When she picks them up, she brings them into a building, to allegedly have sex with them. They undress (and to my surprise, at least one was sporting a boner; I didn’t think movies could do that, but apparently they can), and then… sink into the floor as they walk, to be trapped in a… um, metaphorical fluid space? See above re “ambiguous.”

But so the real core of the movie is that as Scarlett picks up these men, she becomes more human, eventually seeming to feel emotions and to be more aware of her body and to feel like something’s wrong. Is this some kind of absorbed humanity overlaying her actual alien being? Is it the personality of the human she’s been possessing? Is it the point of her activities? Is it an error in them?

The movie could be setting that up as a mystery, but it’s not. It’s never going to tell you, and it arguably doesn’t care. The point is simply that it’s happening, for whatever reason.

What it will do, though, is use this inversion as a source of pointed commentary. Because as Scarlett becomes more human, she suddenly goes from predator to prey: A dude who she meets on a trail doubles back to assault her, and for the first time in the movie she’s vulnerable.

But this tbh felt a little weird as some kind of feminist statement, because… okay, yes, I get what you’re going for here, movie, but at the same time, this guy is fighting against an alien that has been killing a bunch of people. Yes, he’s also terrible, but it’s hard to read this situation cleanly. But maybe that’s the point, too?
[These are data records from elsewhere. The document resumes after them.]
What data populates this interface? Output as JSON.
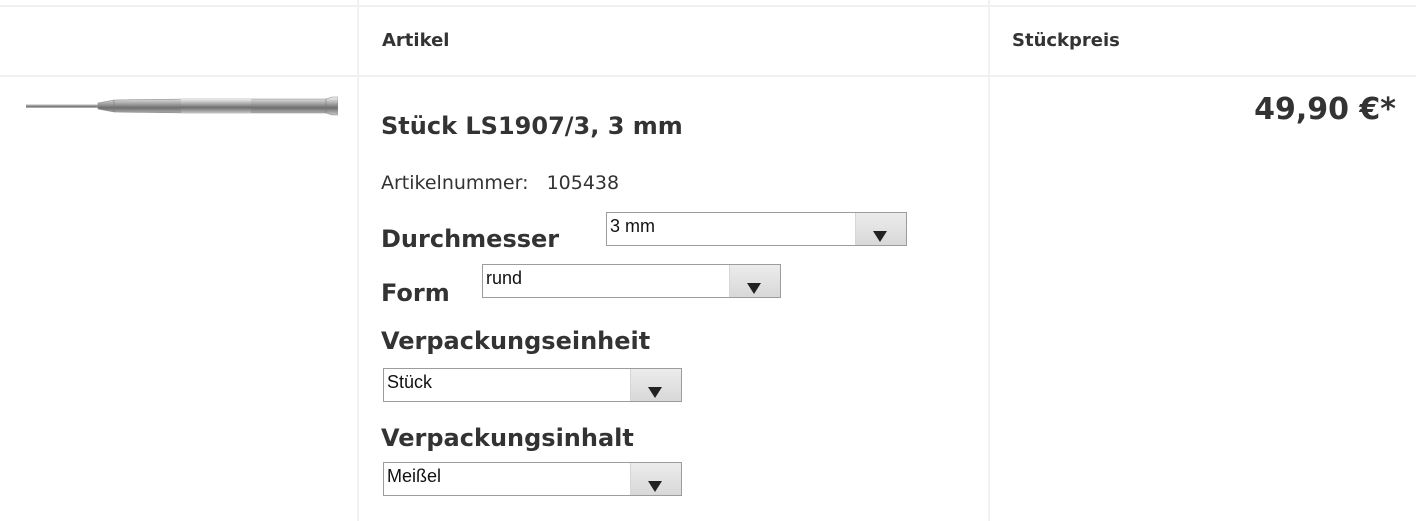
{
  "header": {
    "article_label": "Artikel",
    "price_label": "Stückpreis"
  },
  "product": {
    "image_icon": "chisel-product-image",
    "title": "Stück LS1907/3, 3 mm",
    "article_number_label": "Artikelnummer:",
    "article_number": "105438",
    "price": "49,90 €*"
  },
  "options": {
    "durchmesser": {
      "label": "Durchmesser",
      "value": "3 mm"
    },
    "form": {
      "label": "Form",
      "value": "rund"
    },
    "verpackungseinheit": {
      "label": "Verpackungseinheit",
      "value": "Stück"
    },
    "verpackungsinhalt": {
      "label": "Verpackungsinhalt",
      "value": "Meißel"
    }
  }
}
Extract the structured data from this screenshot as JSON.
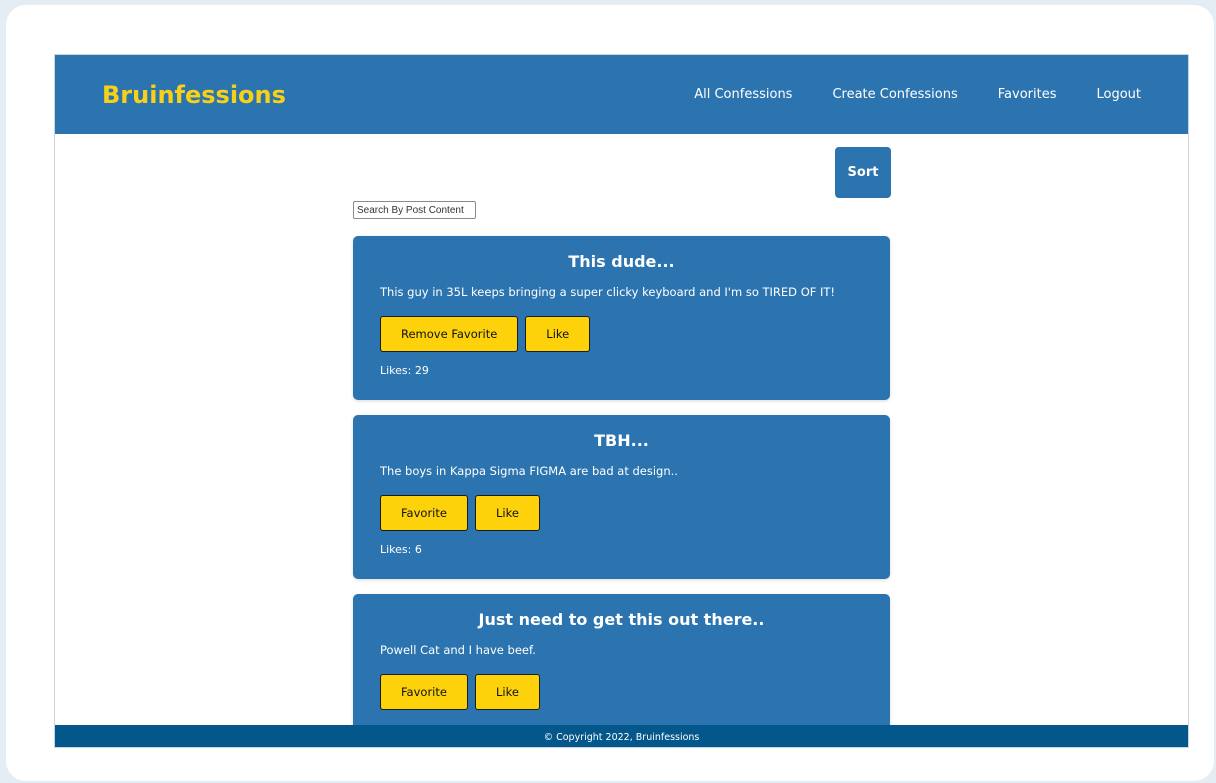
{
  "navbar": {
    "brand": "Bruinfessions",
    "links": [
      "All Confessions",
      "Create Confessions",
      "Favorites",
      "Logout"
    ]
  },
  "toolbar": {
    "sort_label": "Sort",
    "search_placeholder": "Search By Post Content"
  },
  "posts": [
    {
      "title": "This dude...",
      "body": "This guy in 35L keeps bringing a super clicky keyboard and I'm so TIRED OF IT!",
      "favorite_label": "Remove Favorite",
      "like_label": "Like",
      "likes": "Likes: 29"
    },
    {
      "title": "TBH...",
      "body": "The boys in Kappa Sigma FIGMA are bad at design..",
      "favorite_label": "Favorite",
      "like_label": "Like",
      "likes": "Likes: 6"
    },
    {
      "title": "Just need to get this out there..",
      "body": "Powell Cat and I have beef.",
      "favorite_label": "Favorite",
      "like_label": "Like",
      "likes": ""
    }
  ],
  "footer": {
    "text": "© Copyright 2022, Bruinfessions"
  },
  "colors": {
    "primary": "#2b74af",
    "accent": "#fdd20a",
    "brand": "#f7d117",
    "footer": "#04578a"
  }
}
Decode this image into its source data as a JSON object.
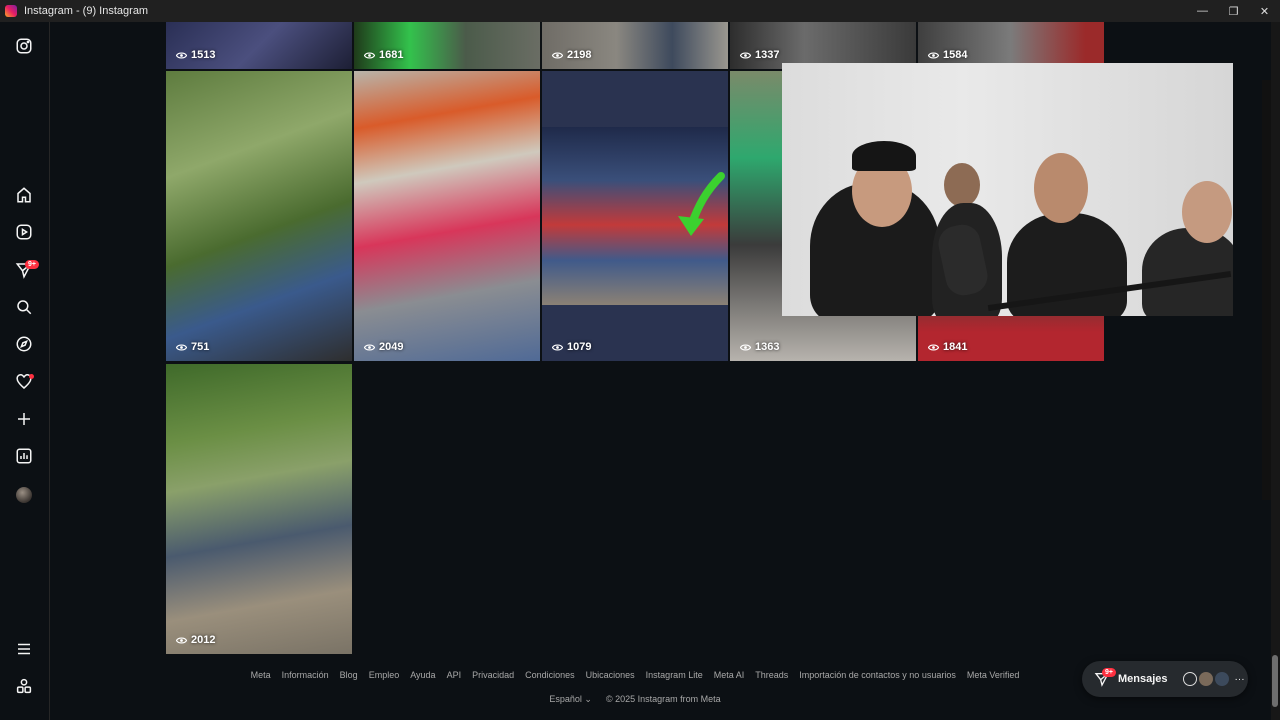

Ultimately, for all that the story and its character progression do matter, for me what stands out is the atmosphere of the thing, the mood it evokes. It’s about the solitude of this person, sometimes set against the loneliness and desperation of other people, sometimes contrasting with the vibrancy and life of a party, and sometimes just existing in an inhuman liminal space.

For my part, there’s not quite enough substance in the movie to even consider it for a top ten all-time list. But it is absorbing, and I see why it made some people’s lists.